Поэт не человек поступка, он человек слова. Слово и есть поступок поэта…»

Юра оторвался от книги.

– Помните, как у Мандельштама:

О, как же я хочу,
Нечуемый никем,
Лететь вослед лучу,
Где нет меня совсем!

И улетел… Слово один к одному сошлось с поступком. Таков истинный поэт. Я возвращаюсь к тексту. Итак:

«Слово и есть поступок поэта… И не только слово-глагол, слово-действие, но любое слово, его фактура, его полный внутренний смысл и весь объём связанных с ним ощущений. Те слова, что звучат из уст Маяковского на самых высоких эмоциональных подъемах его стиха, что бы ни пытался он ими выразить: гнев, жалобу, месть, сострадание – живут своей независимой жизнью и вызывают то, что и должны вызывать: простое физиологическое отталкивание. Впрочем, очень скоро по мере чтения пропадает и это чувство. Нагнетание анатомических ужасов не усиливает, а ослабляет стих, вплоть до его полной нейтрализации.

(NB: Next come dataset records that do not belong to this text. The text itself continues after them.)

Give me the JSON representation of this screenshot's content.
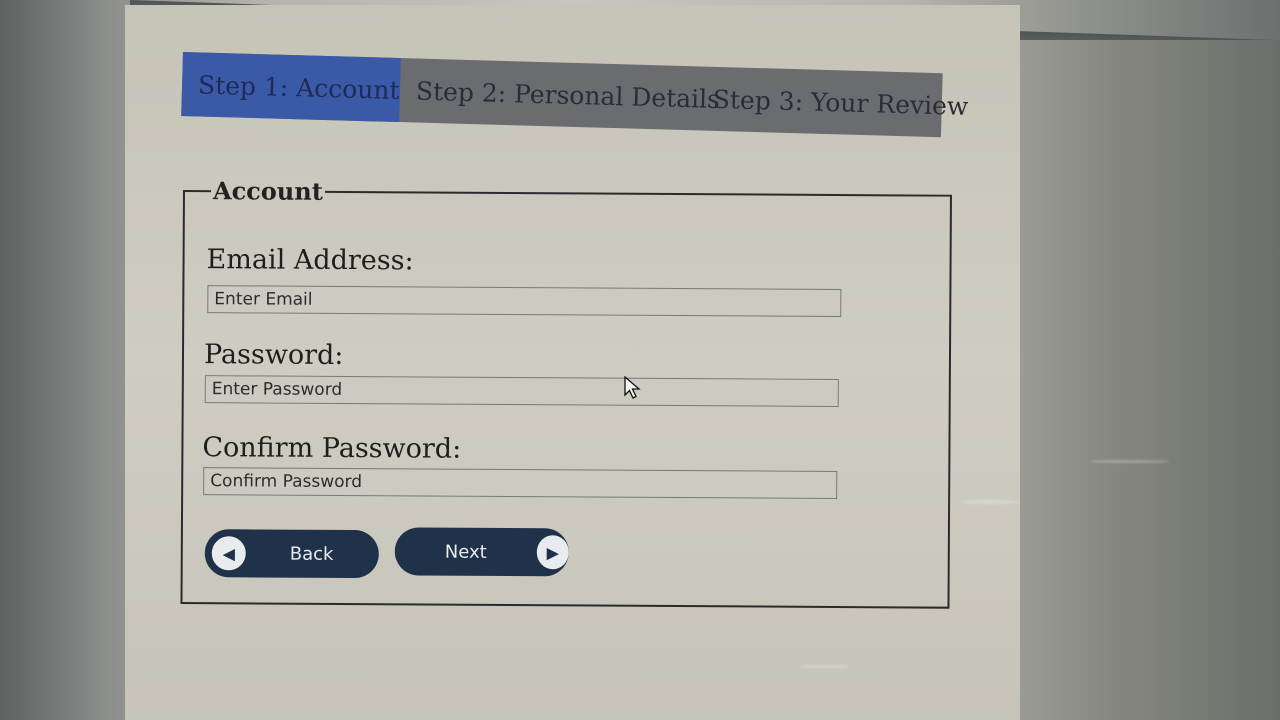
{
  "tabs": [
    {
      "label": "Step 1: Account",
      "active": true
    },
    {
      "label": "Step 2: Personal Details",
      "active": false
    },
    {
      "label": "Step 3: Your Review",
      "active": false
    }
  ],
  "form": {
    "legend": "Account",
    "email": {
      "label": "Email Address:",
      "placeholder": "Enter Email",
      "value": ""
    },
    "password": {
      "label": "Password:",
      "placeholder": "Enter Password",
      "value": ""
    },
    "confirm": {
      "label": "Confirm Password:",
      "placeholder": "Confirm Password",
      "value": ""
    }
  },
  "buttons": {
    "back_label": "Back",
    "back_icon": "arrow-left-icon",
    "next_label": "Next",
    "next_icon": "arrow-right-icon"
  },
  "colors": {
    "active_tab": "#3a5aa8",
    "tab_bar": "#6a6c70",
    "button": "#203249"
  }
}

Теперь ясно, каким революция явилась для Маяковского благом, прежде всего, в том оздоровительном смысле, что дала его ненависти направление и тем спасла от вечной истерики. А ещё революция дала ему в руки оружие. Раньше это были только нож и кастет, теперь же – от «пальцев пролетариата у мира на горле» до маузера и пулемета. Он и пользовался ими по мере надобности, но всем другим предпочитал штык. Но представлял ли он в момент произнесения этого слова, как работает его любимый инструмент, как он туго разрывает ткань живота, как пропарывает кишки, дробит позвоночник? А мы знаем, что в жизни Маяковский не резал глоток, не глушил кастетом, не колол штыком. Он и на войне-то ни разу не был и даже в партию, как сам признаётся, не вступил, чтобы не попасть на фронт. Так, может, все эти штыки просто символы?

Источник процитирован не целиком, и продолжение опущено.